Albany High School was a four-year secondary school located in Albany, Georgia, United States. It was a part of the Dougherty County School System and educated students in grades 9-12.

Albany High School was established in 1886 after H.M. McIntosh, editor of the Albany News and Advertiser, initiated a campaign to raise the funds necessary to erect the school. It was the first high school in the county.

Two years after the school opened, it was destroyed by a fire of unknown origin.  Classes were temporarily held in the town courthouse while the academy was rebuilt.

Student enrollment rapidly increased during the first two decades.  Overcrowding led to expansion and a new building was constructed in 1908.  Located at the intersection of Monroe Street and Society Avenue, it contained ten classrooms.  In 1925, the high school moved to 1000 North Jefferson Street and in the fall of 1954, it relocated to Residence Avenue.

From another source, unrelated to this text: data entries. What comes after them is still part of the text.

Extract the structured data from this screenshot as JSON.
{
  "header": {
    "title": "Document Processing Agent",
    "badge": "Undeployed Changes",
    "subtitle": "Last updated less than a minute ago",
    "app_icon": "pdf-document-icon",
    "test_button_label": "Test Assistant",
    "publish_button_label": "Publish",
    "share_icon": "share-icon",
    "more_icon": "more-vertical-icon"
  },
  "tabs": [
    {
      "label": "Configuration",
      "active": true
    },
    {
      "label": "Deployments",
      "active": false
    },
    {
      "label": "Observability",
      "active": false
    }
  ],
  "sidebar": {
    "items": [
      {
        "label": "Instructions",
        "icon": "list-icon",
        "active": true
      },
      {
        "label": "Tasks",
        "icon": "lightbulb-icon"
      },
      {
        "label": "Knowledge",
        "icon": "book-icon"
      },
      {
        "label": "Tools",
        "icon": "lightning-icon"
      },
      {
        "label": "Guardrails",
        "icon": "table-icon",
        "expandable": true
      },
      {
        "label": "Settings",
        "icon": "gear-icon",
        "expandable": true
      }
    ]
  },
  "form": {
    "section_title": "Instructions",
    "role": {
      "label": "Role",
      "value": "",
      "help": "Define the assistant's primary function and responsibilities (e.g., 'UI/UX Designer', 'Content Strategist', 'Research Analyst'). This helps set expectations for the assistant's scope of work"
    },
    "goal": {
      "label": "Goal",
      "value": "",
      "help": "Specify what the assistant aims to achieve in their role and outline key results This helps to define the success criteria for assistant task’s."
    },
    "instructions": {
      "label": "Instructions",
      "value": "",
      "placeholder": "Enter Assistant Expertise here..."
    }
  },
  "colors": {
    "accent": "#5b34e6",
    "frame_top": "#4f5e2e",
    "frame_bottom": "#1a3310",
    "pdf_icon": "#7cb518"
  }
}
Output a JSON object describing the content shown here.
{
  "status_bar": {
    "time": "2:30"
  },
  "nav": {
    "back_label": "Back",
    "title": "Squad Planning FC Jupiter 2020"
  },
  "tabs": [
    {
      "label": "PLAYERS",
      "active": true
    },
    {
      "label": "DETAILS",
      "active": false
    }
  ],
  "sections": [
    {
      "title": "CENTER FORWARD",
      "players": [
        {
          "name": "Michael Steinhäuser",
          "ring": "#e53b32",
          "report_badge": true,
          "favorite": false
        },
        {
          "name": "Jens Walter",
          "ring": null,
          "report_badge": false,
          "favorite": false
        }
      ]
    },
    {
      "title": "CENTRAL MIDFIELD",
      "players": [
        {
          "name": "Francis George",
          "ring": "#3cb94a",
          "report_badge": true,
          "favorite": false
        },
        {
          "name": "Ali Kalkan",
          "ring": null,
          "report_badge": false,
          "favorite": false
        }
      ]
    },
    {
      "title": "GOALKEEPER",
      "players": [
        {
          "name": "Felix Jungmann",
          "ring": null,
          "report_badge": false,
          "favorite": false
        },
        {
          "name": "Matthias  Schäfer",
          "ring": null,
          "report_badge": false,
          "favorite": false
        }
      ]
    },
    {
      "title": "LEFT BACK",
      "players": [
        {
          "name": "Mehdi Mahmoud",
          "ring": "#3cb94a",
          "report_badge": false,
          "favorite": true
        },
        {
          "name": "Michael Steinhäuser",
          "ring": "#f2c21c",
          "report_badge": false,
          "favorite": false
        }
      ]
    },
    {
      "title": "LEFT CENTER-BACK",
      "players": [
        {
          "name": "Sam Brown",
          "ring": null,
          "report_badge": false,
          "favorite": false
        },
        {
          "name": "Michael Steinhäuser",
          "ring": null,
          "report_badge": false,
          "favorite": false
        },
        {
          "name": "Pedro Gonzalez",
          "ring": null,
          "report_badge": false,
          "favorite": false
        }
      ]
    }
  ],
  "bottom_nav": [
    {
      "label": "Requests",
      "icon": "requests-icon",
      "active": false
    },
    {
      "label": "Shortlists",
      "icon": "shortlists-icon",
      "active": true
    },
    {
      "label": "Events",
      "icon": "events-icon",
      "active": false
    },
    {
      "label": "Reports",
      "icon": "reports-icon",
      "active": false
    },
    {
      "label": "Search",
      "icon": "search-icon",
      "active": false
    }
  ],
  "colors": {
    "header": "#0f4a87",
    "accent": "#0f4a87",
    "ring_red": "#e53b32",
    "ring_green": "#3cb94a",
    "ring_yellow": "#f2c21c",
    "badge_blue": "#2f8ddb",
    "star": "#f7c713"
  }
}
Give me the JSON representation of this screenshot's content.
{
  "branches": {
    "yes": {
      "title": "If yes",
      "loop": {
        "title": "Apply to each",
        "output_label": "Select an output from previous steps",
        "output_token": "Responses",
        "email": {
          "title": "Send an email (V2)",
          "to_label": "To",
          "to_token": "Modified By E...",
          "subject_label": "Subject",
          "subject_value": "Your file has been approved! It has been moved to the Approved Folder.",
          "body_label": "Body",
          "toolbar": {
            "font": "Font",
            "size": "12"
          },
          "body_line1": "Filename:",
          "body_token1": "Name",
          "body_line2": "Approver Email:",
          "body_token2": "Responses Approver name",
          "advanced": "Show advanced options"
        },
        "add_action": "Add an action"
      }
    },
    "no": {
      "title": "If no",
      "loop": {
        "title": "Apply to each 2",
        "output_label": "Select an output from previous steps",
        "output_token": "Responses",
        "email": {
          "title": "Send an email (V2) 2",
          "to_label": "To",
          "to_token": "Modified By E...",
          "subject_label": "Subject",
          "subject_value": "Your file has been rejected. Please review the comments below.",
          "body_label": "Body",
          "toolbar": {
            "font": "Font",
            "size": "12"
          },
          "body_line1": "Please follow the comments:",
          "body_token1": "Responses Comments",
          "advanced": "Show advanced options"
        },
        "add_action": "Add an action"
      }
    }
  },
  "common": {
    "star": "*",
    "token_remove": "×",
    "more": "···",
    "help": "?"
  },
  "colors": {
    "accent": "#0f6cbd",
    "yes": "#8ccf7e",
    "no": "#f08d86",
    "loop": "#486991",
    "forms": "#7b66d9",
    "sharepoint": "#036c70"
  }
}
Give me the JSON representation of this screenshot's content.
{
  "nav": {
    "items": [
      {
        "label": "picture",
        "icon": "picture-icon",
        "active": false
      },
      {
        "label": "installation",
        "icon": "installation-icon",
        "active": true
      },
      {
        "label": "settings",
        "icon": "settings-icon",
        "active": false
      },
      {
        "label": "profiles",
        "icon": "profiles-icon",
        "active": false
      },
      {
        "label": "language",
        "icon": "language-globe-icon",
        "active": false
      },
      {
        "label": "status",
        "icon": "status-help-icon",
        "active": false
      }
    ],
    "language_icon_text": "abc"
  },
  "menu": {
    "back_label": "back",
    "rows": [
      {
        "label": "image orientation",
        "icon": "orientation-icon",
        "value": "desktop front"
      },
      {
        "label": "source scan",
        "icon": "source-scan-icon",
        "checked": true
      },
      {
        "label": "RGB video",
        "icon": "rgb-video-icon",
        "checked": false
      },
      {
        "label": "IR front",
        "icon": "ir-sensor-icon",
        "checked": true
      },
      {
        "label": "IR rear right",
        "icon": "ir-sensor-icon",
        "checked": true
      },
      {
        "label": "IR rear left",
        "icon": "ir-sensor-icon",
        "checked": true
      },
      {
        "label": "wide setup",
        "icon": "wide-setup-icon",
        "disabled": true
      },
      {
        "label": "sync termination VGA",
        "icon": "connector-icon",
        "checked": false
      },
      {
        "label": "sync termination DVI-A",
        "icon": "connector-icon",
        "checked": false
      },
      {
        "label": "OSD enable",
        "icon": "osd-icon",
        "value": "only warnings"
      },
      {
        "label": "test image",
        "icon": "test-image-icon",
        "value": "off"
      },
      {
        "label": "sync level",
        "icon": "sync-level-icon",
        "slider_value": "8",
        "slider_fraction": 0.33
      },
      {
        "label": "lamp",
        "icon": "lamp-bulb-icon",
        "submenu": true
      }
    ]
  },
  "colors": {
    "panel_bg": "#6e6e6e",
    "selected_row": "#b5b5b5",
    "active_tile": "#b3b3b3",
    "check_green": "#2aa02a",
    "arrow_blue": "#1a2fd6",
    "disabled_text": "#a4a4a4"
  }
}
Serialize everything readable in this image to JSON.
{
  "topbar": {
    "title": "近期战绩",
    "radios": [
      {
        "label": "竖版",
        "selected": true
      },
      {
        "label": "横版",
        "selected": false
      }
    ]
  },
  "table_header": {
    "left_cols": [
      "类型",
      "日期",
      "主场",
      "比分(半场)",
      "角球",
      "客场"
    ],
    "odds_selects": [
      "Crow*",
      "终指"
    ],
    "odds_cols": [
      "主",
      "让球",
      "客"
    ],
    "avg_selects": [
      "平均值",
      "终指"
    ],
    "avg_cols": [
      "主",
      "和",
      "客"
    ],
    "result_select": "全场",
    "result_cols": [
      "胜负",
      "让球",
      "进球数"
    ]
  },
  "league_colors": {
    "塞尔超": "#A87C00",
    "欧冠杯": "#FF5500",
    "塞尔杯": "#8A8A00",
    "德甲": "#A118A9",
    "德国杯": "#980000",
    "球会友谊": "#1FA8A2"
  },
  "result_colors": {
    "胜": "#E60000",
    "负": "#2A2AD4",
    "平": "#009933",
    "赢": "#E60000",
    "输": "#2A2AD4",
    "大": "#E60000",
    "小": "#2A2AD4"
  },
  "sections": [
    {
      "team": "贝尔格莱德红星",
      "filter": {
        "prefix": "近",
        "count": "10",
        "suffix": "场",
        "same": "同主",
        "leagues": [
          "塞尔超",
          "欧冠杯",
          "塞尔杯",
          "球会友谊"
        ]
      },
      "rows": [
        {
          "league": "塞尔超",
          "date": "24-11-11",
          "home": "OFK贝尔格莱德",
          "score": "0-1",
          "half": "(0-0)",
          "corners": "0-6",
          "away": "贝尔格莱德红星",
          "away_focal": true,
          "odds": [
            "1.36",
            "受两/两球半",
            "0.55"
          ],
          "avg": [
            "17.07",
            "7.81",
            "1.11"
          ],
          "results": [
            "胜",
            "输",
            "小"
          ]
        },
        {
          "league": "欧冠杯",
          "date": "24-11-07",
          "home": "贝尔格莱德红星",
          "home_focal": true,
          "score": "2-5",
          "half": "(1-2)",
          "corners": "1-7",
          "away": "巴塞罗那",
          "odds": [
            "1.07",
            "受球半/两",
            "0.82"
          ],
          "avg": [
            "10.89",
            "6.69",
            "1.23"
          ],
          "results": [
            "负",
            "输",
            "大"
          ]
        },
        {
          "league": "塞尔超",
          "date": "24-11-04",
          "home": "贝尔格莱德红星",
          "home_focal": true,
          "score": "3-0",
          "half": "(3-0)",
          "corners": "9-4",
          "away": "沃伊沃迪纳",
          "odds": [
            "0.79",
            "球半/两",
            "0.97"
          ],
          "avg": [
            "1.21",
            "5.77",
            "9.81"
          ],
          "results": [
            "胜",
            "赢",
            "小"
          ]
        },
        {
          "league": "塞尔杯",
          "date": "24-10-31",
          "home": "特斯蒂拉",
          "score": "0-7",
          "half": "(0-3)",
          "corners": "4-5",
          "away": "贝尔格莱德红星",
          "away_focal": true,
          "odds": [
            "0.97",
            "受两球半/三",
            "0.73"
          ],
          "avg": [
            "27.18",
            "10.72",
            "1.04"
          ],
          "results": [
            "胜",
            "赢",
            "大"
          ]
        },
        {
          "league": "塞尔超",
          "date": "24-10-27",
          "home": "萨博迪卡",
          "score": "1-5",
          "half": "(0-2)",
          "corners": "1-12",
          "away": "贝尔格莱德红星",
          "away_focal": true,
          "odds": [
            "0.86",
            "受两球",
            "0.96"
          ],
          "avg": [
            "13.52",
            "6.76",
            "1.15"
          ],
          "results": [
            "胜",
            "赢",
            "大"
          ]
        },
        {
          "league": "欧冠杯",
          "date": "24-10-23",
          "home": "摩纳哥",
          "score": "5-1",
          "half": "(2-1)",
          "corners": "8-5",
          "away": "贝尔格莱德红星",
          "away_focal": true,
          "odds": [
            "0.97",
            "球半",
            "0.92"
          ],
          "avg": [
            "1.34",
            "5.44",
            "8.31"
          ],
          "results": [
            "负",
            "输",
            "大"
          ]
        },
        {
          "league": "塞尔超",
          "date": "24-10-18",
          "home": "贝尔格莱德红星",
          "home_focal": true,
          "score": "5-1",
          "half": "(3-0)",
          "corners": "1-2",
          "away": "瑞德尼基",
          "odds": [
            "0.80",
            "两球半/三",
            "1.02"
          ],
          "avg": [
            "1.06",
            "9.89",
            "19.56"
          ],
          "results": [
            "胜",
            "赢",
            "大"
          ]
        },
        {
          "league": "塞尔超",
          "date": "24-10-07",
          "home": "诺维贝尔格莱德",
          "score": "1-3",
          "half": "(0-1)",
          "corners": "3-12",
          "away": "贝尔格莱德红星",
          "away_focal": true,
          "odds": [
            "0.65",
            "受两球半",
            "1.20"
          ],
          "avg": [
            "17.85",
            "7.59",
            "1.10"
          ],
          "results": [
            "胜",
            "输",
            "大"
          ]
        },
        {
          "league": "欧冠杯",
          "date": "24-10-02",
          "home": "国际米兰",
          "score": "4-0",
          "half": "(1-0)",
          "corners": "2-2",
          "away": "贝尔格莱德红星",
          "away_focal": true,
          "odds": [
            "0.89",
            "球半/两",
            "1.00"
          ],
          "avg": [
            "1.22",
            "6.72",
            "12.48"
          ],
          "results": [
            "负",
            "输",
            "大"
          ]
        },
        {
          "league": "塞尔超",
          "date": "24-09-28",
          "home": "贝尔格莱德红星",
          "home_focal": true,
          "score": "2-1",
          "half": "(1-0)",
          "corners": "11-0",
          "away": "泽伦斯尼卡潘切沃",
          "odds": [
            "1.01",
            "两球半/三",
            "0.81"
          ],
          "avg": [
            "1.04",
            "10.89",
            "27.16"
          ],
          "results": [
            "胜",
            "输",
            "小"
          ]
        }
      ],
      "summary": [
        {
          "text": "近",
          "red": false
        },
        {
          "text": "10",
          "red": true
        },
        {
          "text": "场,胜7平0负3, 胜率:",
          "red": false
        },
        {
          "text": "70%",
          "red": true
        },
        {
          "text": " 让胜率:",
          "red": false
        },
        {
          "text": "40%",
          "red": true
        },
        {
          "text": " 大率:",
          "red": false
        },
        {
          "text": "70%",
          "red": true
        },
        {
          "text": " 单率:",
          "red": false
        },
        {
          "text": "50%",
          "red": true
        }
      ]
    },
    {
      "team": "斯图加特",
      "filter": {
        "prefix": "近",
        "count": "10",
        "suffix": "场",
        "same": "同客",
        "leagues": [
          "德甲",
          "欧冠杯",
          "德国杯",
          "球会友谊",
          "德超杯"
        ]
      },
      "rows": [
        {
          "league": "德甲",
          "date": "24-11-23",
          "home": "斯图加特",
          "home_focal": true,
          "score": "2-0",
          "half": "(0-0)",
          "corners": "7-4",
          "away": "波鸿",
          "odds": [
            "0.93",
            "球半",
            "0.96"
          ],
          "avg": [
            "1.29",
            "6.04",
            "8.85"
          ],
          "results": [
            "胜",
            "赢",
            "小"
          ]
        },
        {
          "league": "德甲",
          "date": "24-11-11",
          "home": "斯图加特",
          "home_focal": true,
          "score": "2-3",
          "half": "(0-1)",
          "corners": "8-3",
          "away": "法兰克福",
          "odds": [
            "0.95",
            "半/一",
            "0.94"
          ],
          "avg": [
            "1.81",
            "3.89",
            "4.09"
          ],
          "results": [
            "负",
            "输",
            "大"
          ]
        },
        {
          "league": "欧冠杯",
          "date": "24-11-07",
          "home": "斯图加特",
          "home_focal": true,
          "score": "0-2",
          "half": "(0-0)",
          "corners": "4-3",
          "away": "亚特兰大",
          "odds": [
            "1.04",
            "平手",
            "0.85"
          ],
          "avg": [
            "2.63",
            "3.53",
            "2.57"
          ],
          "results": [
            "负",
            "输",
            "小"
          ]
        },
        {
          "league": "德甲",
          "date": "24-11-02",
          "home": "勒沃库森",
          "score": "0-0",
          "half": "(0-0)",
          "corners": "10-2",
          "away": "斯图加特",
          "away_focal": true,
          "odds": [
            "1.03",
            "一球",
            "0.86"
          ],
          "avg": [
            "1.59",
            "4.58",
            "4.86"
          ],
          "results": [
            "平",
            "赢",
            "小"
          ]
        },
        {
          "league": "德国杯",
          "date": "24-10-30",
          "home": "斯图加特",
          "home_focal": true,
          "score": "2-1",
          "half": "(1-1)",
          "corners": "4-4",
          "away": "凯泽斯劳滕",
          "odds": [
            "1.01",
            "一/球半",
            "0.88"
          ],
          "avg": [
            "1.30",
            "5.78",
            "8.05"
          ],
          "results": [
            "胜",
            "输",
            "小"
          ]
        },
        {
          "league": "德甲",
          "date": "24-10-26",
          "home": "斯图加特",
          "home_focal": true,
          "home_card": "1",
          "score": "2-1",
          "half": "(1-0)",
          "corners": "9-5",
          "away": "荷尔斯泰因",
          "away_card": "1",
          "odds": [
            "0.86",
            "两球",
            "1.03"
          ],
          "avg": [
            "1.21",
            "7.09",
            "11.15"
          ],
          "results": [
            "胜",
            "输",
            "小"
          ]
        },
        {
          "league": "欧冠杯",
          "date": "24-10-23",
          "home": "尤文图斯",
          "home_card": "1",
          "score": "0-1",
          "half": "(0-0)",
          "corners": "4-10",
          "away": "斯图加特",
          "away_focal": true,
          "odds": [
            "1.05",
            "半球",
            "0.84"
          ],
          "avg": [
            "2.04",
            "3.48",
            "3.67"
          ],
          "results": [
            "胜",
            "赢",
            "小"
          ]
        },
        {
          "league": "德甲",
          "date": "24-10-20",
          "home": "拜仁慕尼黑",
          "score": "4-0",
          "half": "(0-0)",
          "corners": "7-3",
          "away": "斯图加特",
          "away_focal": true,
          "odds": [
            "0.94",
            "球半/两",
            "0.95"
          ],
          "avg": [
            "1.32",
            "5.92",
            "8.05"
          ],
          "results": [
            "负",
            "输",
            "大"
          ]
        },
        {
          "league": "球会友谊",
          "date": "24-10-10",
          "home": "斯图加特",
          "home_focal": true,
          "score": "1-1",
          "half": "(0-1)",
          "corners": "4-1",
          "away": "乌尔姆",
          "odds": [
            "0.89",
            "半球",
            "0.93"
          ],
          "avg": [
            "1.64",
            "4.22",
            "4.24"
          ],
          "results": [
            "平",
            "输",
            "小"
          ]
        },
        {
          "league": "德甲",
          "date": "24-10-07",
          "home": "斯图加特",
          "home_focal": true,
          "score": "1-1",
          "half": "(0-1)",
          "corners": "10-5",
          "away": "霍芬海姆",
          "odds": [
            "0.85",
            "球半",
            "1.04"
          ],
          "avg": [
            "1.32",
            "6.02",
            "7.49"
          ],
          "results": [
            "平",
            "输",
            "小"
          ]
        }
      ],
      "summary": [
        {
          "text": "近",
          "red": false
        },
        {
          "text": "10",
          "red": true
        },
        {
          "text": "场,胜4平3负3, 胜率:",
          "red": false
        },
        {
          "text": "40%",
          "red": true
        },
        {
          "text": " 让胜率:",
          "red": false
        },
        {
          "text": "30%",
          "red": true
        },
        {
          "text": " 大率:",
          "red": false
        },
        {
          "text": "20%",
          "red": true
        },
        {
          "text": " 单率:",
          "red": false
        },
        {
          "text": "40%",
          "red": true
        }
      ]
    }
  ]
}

On June 6, 2017, the Dougherty County School System voted to close the school after summer classes finished.  Rising seniors were allowed to choose to attend any one of the three remaining high schools.

Academics

In the fall of 1999, a Magnet Honors Program was added to the curriculum.

School athletics

Basketball
The boys' basketball team was coached by Archie Chatmon for more than 30 years, during which time he accrued a winning 56%.  Coach Chatmon appeared in two State Championship games, both lost to their crosstown rival, Westover, in 1990 and 1993.

Football
The school won one State Championship, in 1959.

Baseball
The 1996 team was considered the best team in school history. The team went 24-0 in the regular season (Region 1-AAA Champions).  Albany High was swept in a best of 3 by Hardaway, (they defeated Hardaway twice in the regular season) in the second round of the AAA State Playoffs. The Indians baseball team finished the 1996 season at 26-2.

School stadium
Hugh Mills Stadium was dedicated to Hugh M. Mills, the school's principal from 1923-1925. The stadium was located near the school, at 601 North Van Buren Street.  It was used by teams from all four public high schools: the Albany Indians (now closed), Dougherty Trojans, Monroe Tornadoes, and Westover Patriots football and track teams. It was also the host of the girls' state track meet for all five GHSA classifications.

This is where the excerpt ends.